La hausse des prix n'est pas simplement le fait de la reprise de l'activité, concernant les matières premières alimentaires, cette hausse s'explique aussi par les aléas climatiques qui ont ont eu un impact sur les niveaux de production et dans le cas du soja, par la reconstitution du cheptel porcin chinois décimé par la fièvre porcine.

Pour les pays en développement cette inflation pourrait avoir des conséquences dramatiques sur le niveau de vie des populations car après une baisse de revenus liée à la pandémie, le budget disponible risque d'être fortement impacté par la part consacrée à l'achat de nourriture si les prix continuent d'augmenter.

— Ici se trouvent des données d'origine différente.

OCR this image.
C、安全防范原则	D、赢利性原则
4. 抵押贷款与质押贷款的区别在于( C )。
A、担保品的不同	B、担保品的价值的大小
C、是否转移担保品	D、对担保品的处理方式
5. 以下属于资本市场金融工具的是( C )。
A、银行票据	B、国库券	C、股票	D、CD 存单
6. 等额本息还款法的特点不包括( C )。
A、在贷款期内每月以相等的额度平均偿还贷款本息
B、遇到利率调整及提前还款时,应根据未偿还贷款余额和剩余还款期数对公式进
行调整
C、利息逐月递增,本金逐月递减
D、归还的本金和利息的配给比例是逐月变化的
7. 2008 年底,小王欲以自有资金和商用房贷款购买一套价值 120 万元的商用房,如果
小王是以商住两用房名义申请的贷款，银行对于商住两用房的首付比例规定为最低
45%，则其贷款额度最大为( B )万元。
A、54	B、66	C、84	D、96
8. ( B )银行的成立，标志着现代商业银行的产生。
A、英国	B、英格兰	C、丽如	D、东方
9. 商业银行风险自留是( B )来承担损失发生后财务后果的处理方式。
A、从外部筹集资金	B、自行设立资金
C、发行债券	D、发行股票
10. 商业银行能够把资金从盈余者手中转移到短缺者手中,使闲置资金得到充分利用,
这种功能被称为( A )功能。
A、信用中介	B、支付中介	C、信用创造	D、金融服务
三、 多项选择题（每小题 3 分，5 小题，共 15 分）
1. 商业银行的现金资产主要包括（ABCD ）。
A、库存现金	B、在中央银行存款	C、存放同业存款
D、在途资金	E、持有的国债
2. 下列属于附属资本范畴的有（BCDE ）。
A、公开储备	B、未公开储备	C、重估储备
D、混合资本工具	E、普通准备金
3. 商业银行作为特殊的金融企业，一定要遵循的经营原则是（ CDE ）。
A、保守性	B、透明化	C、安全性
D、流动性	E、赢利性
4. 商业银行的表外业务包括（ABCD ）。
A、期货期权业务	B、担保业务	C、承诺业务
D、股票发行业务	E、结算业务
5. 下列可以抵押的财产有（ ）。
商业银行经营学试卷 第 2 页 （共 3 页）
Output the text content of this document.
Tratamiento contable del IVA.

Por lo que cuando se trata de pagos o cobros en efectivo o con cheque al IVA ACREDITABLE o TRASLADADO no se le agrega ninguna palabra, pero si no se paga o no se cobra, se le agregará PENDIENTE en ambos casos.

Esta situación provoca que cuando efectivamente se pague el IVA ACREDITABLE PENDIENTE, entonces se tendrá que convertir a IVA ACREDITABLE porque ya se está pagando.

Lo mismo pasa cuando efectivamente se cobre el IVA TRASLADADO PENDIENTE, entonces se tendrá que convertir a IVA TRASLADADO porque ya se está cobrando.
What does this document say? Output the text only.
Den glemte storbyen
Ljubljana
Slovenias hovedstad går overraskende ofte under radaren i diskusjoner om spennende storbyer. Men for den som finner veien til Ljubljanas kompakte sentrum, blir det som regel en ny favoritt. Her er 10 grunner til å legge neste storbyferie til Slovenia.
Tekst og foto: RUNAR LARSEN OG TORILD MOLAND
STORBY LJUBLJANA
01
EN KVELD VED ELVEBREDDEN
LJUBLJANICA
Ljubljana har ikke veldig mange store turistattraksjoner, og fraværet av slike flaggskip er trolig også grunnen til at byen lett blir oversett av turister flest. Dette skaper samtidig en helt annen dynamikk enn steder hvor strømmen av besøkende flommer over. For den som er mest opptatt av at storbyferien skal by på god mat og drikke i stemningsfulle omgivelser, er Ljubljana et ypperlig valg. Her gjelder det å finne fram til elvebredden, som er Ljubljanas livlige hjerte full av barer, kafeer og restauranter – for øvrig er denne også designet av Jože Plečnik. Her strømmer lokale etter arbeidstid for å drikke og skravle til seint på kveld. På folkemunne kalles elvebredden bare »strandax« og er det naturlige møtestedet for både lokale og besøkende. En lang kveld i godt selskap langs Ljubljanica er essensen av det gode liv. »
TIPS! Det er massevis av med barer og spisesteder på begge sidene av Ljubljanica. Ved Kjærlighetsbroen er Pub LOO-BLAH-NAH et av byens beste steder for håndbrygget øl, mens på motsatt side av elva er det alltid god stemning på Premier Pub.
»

Le risque que l'inflation limite la croissance naissante est réel, mais pour l'instant, l'inflation se limite encore à certains prix et ne s'est pas traduite par une hausse des salaires, signe précurseur d'une nouvelle spirale inflationniste. Dans ce contexte, les banques centrales n'ont pas encore prévu de relever leur taux.

A l'opposé, certains spécialistes alertent sur les indicateurs d'une inflation durable comme l'augmentation des prix de l'immobilier et des matières premières, la mise en œuvre des plans de relance et le retour à une croissance soutenue dans la plupart des pays.

Ainsi en mai, l'inflation était de 3,9% aux Etats-Unis, plus de 2% en Allemagne, Grande-Bretagne et Espagne et 1,8% en France. Ces chiffres seront très surveillés sur les prochains mois même si l'OCDE attend le pic inflationniste pour la fin de l'année 2021.